Sull’onda del messaggio berlingueriano della “questione morale” in cui si accreditava l’idea di un partito geneticamente diverso e immune da ogni peccato etico (ecco il magistrato interpretato da Tognazzi del film di Risi “In nome del popolo italiano”), al posto dell’Italia operaia, dell’Italia del lavoro, l’Italia della tradizionale base sociale della sinistra si fantasticò di una sinistra incarnazione dell’“Italia civile”, dell’“altra Italia”, dell’Italia “perbene”, dell’Italia delle minoranze virtuose coinvolta in una lotta all’ultimo sangue contro l’Italia dei corrotti, degli evasori, dei cialtroni. Solo che questa missione di palingenesi purificatrice non poteva che essere affidata alla magistratura.

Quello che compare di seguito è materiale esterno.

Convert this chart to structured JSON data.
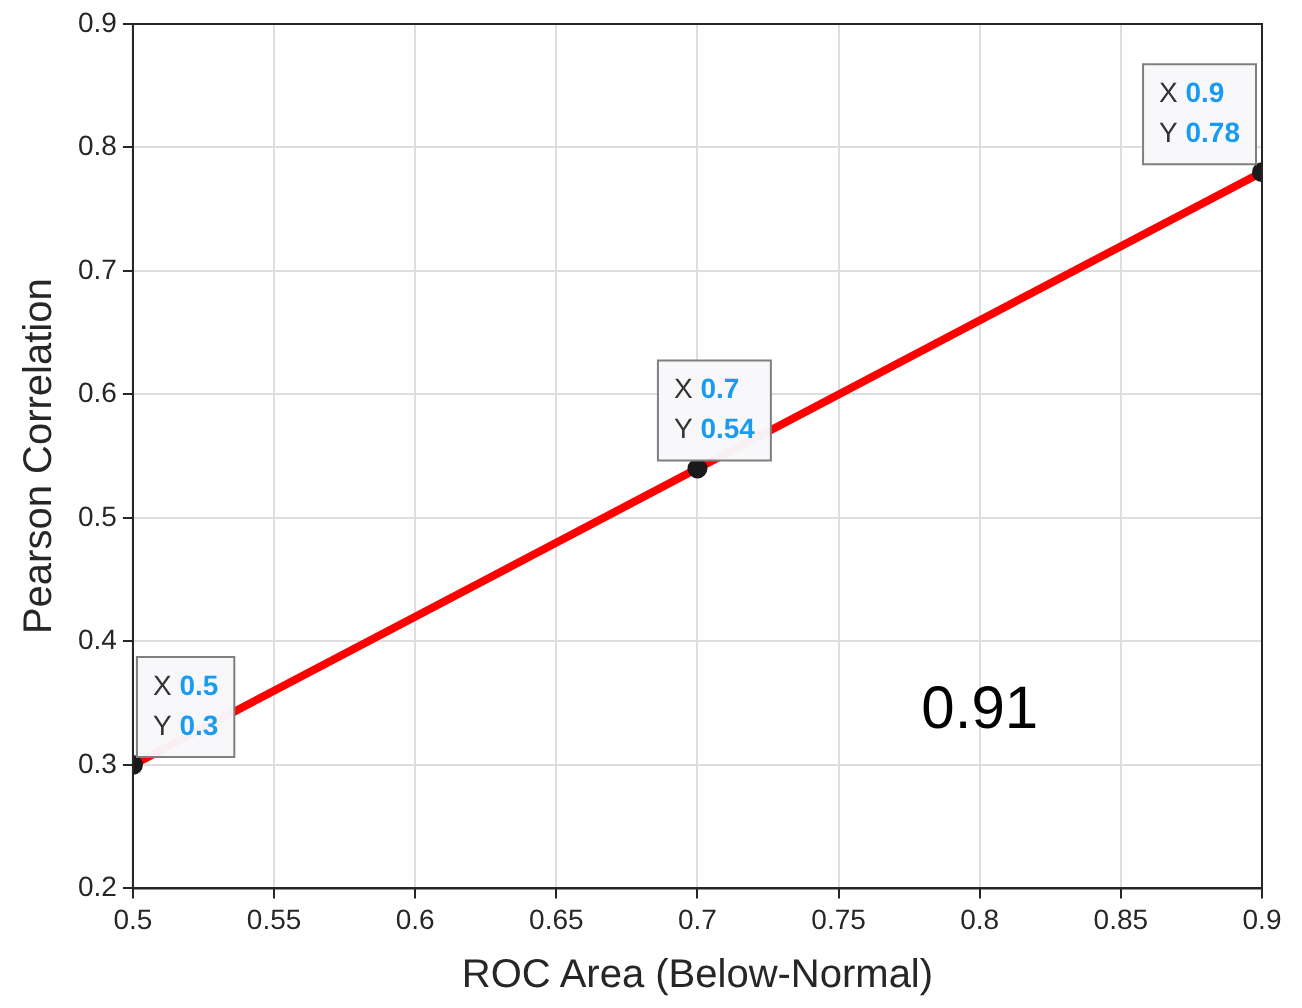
{
  "chart_data": {
    "type": "line",
    "xlabel": "ROC Area (Below-Normal)",
    "ylabel": "Pearson Correlation",
    "x": [
      0.5,
      0.7,
      0.9
    ],
    "series": [
      {
        "color": "#ff0000",
        "values": [
          0.3,
          0.54,
          0.78
        ]
      }
    ],
    "xlim": [
      0.5,
      0.9
    ],
    "xticks": [
      0.5,
      0.55,
      0.6,
      0.65,
      0.7,
      0.75,
      0.8,
      0.85,
      0.9
    ],
    "ylim": [
      0.2,
      0.9
    ],
    "yticks": [
      0.2,
      0.3,
      0.4,
      0.5,
      0.6,
      0.7,
      0.8,
      0.9
    ],
    "grid": true,
    "marker": "circle",
    "line_style": "solid",
    "annotations": [
      {
        "text": "X 0.5\nY 0.3",
        "x": 0.5,
        "y": 0.3
      },
      {
        "text": "X 0.7\nY 0.54",
        "x": 0.7,
        "y": 0.54
      },
      {
        "text": "X 0.9\nY 0.78",
        "x": 0.9,
        "y": 0.78
      },
      "0.91"
    ]
  }
}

E così è stato. Invece della politicizzazione della magistratura si dovrebbe parlare della “giuridicizzazione” della politica: la politica che balla al ritmo delle inchieste giudiziarie, che non ha più nulla da dire sull’abuso della custodia cautelare, sulla condanna mediatica a processo non ancora iniziato, sulla non separazione delle carriere tra magistratura e sistema mediatico, sulla pioggia di intercettazioni da pubblicare anche senza alcun rilievo penale (“ti amo”, “la sguattera guatemalteca”, fino alla clamorosa fake news della “culona inchiavabile”, un’intercettazione inesistente passata per vera), e ora gli arresti domiciliari da interrompere solo se l’indagato fa atto di sottomissione abbandonando il suo ruolo politico democraticamente sancito.
Con qualche timido accenno mitigatorio, come i provvedimenti dell’allora ministro Andrea Orlando, immediatamente cancellati con atto di sottomissione e istinto suicida da burbanzose e forcaiole leggi “spazzacorrotti”, approvate sull’altare delle nuove alleanze con i 5 stelle. E ora il corteo di Genova contro il nemico agli arresti. Erano meglio le febbrili fantasie sulla “giustizia di classe” tanto care alla vecchia e ancora non epurata Magistratura democratica?